Francesco ha parlato anche di diritti umani, assegnando una funzione pubblica ai leader religiosi in nome della civiltà dell’incontro

Interessante, in tal senso, anche il passaggio del discorso pronunciato ad Al Azhar di fronte ai capi religiosi, relativo al rapporto tra violenza e uso distorto della fede, nel quale il papa ha detto tra l’altro: “Insieme affermiamo l’incompatibilità tra violenza e fede, tra credere e odiare. Insieme dichiariamo la sacralità di ogni vita umana contro qualsiasi forma di violenza fisica, sociale, educativa o psicologica. La fede che non nasce da un cuore sincero e da un amore autentico verso Dio misericordioso è una forma di adesione convenzionale o sociale che non libera l’uomo ma lo schiaccia. Diciamo insieme: più si cresce nella fede in Dio più si cresce nell’amore al prossimo”.

Un discorso che certamente riguarda l’estremismo fondamentalista ma che assegna più in generale un ruolo ben preciso alla leadership religiosa, quello di non chiudersi in un integralismo assolutizzante e di rifiutare in ogni caso la violenza, in tutte le sue forme. Di nuovo sembra che le parole del papa si allarghino a diverse realtà del Medio Oriente e alle sue innumerevoli vittime. Per questo ad Al Azhar Francesco ha parlato anche di diritti umani, assegnando ancora una funzione pubblica ai leader religiosi in nome della civiltà dell’incontro. Non a caso su questa stessa strada si sta muovendo il grande imam al Tayeb promuovendo il principio di cittadinanza – ovvero i diritti civili – nel mondo islamico, facendo emergere, finalmente, sia pure un pezzo per volta, uno schieramento musulmano non solo moderato, come si dice, ma riformatore.

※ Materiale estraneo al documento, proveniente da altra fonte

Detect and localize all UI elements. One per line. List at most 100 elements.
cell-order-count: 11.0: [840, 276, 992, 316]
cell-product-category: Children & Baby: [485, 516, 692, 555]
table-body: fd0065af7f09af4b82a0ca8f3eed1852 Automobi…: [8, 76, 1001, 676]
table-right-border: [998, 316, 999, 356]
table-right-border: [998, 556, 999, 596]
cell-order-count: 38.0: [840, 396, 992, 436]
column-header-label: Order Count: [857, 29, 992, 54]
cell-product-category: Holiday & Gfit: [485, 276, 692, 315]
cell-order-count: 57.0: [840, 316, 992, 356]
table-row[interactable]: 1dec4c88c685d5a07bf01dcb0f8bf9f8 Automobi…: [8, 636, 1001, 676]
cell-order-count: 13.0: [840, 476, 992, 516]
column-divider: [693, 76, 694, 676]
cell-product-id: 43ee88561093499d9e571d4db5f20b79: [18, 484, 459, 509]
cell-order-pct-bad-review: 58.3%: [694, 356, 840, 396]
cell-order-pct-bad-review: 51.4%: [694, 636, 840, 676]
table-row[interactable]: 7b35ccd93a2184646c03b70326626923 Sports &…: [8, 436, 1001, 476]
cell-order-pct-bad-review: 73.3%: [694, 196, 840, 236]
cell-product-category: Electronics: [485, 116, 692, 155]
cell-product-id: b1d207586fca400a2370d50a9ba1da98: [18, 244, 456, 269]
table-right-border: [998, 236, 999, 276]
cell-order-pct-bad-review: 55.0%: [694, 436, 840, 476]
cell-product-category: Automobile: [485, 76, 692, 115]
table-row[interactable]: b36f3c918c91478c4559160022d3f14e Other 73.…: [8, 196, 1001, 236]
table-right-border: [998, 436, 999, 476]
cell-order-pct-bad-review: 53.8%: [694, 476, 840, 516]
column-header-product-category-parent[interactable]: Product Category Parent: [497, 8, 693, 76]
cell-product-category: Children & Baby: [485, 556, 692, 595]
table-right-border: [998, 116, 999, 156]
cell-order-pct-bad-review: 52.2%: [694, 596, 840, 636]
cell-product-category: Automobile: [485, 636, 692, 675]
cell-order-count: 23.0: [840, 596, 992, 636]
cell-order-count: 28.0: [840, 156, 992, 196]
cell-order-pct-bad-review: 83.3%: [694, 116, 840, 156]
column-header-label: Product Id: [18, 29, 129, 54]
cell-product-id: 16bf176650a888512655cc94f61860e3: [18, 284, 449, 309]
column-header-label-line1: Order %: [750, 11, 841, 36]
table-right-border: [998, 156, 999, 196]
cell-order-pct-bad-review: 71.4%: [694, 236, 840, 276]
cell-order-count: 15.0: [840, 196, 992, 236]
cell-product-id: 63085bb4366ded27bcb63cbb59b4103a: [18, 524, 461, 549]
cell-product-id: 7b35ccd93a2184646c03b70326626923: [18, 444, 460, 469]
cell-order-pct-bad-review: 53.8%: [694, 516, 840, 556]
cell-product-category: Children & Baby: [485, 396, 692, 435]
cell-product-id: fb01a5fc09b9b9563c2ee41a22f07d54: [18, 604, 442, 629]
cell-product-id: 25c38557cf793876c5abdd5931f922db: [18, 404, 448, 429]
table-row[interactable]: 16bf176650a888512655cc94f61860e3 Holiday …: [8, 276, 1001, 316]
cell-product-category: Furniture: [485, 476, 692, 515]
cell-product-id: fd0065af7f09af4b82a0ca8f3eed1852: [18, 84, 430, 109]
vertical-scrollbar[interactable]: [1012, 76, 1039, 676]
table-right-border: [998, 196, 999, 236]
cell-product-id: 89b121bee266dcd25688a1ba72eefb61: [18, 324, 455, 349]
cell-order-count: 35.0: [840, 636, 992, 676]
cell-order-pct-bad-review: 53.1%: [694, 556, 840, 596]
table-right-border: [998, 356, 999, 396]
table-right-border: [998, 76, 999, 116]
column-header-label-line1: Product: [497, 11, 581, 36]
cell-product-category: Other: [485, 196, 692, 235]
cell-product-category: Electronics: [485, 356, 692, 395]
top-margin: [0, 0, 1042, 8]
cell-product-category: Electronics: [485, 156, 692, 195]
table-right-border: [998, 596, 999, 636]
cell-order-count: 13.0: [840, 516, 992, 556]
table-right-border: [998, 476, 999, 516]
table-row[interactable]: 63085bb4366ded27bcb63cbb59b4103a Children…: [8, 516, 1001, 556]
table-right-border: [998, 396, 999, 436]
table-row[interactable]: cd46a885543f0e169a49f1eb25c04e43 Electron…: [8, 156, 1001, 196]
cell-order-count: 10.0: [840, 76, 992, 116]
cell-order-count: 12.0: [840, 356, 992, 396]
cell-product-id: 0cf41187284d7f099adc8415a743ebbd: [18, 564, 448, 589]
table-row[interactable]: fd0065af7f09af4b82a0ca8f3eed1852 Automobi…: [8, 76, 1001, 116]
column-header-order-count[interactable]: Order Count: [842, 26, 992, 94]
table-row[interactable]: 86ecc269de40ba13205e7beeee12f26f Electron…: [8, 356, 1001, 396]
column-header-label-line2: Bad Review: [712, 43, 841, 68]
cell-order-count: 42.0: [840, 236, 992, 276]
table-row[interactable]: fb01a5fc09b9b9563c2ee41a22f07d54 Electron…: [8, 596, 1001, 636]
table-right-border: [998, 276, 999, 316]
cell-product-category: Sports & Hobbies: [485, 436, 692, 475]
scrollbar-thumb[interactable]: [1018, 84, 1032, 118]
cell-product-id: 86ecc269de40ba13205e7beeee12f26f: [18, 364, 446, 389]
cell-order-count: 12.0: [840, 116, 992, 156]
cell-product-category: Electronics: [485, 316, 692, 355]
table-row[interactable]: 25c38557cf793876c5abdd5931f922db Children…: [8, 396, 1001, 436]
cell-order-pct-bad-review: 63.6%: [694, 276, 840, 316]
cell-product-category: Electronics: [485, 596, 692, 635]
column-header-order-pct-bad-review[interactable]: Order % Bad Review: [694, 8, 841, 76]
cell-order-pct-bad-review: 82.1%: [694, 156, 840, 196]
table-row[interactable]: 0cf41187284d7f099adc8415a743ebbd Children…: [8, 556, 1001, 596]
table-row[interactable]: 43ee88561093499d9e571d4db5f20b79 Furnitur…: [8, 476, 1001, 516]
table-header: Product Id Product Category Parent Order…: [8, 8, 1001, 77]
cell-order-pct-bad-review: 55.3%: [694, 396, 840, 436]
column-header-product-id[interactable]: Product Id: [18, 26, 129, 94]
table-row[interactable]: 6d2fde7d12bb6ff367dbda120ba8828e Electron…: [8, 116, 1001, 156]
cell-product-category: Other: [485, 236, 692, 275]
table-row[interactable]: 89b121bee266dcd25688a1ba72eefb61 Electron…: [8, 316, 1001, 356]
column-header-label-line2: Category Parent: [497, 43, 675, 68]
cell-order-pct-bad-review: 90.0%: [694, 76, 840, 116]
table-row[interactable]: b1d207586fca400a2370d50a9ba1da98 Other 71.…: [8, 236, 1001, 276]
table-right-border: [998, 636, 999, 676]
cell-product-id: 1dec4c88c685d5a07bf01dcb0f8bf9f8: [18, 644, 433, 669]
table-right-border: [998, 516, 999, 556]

Infine Francesco ha abbracciato i fratelli cristiani e papa Tawadros II, i copti vittime del terrore; ma in generale Bergoglio ha voluto mettere in luce che le comunità cristiane non sono minoranze sottomesse o tollerate in Egitto, ma componenti essenziali, vitali e storiche della cultura della storia e del presente del paese, un pezzo vivo di quel poliedro sociale, politico e religioso di cui è portatore l’Egitto e che spesso viene rimosso nell’informazione-lampo su stragi e conflitti di cui ci nutriamo fin troppo facilmente.
Prima l'uomo poi caso mai anche gli idoli e solo quelli che favoriscono la vita e non la morte; Dio invece è un'altra cosa sia dall'uomo che dai suoi idoli.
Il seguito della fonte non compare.